BC: Schools in a democratic society should reflect democratic values of inclusion, justice, equity, diversity, and participation. This is something that Septima Clark and Esau Jenkins understood when they created the Citizenship Schools in 1961 and it’s also what the leaders of the SNCC understood when they developed the Freedom Schools in 1963. First, we need to teach the next generation of teachers this history, so they understand that alternatives to our current system can and did exist. Next, we need to teach these young teachers how this was done and how we can work to make changes to our current system. We also need to be asking different questions when we think about reforming schools and we need to be using our creativity and imagination when we consider the answers. What is worth knowing and doing? Why? What does it mean to be fully human?
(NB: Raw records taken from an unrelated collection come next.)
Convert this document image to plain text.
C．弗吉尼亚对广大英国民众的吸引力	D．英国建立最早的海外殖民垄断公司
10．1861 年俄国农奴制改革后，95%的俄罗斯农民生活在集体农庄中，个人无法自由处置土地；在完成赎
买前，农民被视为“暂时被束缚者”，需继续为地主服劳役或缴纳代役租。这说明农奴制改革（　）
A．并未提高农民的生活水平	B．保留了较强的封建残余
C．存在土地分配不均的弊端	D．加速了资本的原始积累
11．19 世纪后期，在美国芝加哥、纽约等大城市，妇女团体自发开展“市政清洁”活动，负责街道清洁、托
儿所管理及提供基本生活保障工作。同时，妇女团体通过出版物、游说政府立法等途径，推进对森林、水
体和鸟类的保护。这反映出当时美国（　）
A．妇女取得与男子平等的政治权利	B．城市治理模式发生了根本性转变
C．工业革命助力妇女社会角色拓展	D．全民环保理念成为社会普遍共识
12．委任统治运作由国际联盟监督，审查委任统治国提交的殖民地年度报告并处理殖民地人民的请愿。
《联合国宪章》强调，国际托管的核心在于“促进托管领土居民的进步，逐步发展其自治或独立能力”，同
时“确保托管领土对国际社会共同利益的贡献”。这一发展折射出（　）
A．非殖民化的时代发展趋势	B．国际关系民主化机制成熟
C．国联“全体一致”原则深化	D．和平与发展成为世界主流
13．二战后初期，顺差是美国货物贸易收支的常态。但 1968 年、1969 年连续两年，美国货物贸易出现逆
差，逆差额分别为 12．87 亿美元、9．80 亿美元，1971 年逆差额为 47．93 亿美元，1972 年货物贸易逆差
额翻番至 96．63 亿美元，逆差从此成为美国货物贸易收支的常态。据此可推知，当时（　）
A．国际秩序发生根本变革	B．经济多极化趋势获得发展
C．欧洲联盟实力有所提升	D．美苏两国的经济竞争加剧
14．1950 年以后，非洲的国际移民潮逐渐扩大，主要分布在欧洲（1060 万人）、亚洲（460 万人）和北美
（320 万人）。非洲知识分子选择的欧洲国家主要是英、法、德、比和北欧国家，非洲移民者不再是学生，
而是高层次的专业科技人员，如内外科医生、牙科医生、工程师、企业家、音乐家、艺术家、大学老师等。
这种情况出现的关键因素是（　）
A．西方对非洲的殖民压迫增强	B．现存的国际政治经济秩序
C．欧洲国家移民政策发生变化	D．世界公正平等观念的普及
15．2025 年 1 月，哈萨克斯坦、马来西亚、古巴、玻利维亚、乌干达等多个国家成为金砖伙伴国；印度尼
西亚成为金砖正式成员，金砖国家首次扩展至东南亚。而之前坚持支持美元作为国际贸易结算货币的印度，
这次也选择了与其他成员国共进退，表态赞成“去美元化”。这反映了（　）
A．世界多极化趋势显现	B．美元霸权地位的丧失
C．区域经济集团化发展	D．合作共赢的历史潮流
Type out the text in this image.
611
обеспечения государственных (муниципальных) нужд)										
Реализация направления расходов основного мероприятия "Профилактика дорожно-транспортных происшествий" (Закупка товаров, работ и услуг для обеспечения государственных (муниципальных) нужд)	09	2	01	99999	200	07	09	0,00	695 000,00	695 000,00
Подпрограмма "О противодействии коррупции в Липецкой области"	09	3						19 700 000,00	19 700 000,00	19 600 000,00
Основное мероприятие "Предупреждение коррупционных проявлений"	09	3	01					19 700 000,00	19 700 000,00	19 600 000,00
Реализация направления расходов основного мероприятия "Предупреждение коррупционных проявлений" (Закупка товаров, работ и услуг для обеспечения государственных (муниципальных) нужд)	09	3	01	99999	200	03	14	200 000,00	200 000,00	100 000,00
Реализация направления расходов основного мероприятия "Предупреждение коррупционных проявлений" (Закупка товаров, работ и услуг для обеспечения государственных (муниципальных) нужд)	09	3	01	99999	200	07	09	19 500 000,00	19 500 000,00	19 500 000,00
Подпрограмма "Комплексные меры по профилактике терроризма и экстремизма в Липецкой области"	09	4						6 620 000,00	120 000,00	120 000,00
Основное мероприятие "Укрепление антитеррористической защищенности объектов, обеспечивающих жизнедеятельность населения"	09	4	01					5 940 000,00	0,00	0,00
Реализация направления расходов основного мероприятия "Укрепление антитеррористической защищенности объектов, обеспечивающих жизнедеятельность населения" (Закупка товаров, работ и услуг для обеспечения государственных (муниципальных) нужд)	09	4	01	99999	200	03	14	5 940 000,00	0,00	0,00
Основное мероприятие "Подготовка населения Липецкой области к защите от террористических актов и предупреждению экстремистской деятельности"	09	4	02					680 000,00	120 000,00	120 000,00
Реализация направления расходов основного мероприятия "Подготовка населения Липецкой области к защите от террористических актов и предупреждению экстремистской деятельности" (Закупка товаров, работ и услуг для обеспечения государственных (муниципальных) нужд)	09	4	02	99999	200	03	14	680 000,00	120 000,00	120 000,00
How can we create educational spaces that nurture and support the growth and development of all students? Do we currently provide the resources and supports for all students to reach their full potential? Do our schools have the resources and supports that they need to help all students thrive, regardless of who they are or where they come from? Do all people deserve the right to a living-wage job? Health care? Clean water? Why don’t we allow students to work across grade levels to collaborate on projects and participate in the life of their community in authentic ways? Why aren’t our young people part of the decision making process in our schools? What can we do to support our teachers? We need to provide spaces in schools for teachers and students to ask these questions and explore different ways forward. Teachers and students need to have a say in what schools do and how we organize these spaces. Real education is about freedom and liberation for all people. If we started with that premise, I think we’d have very different schools.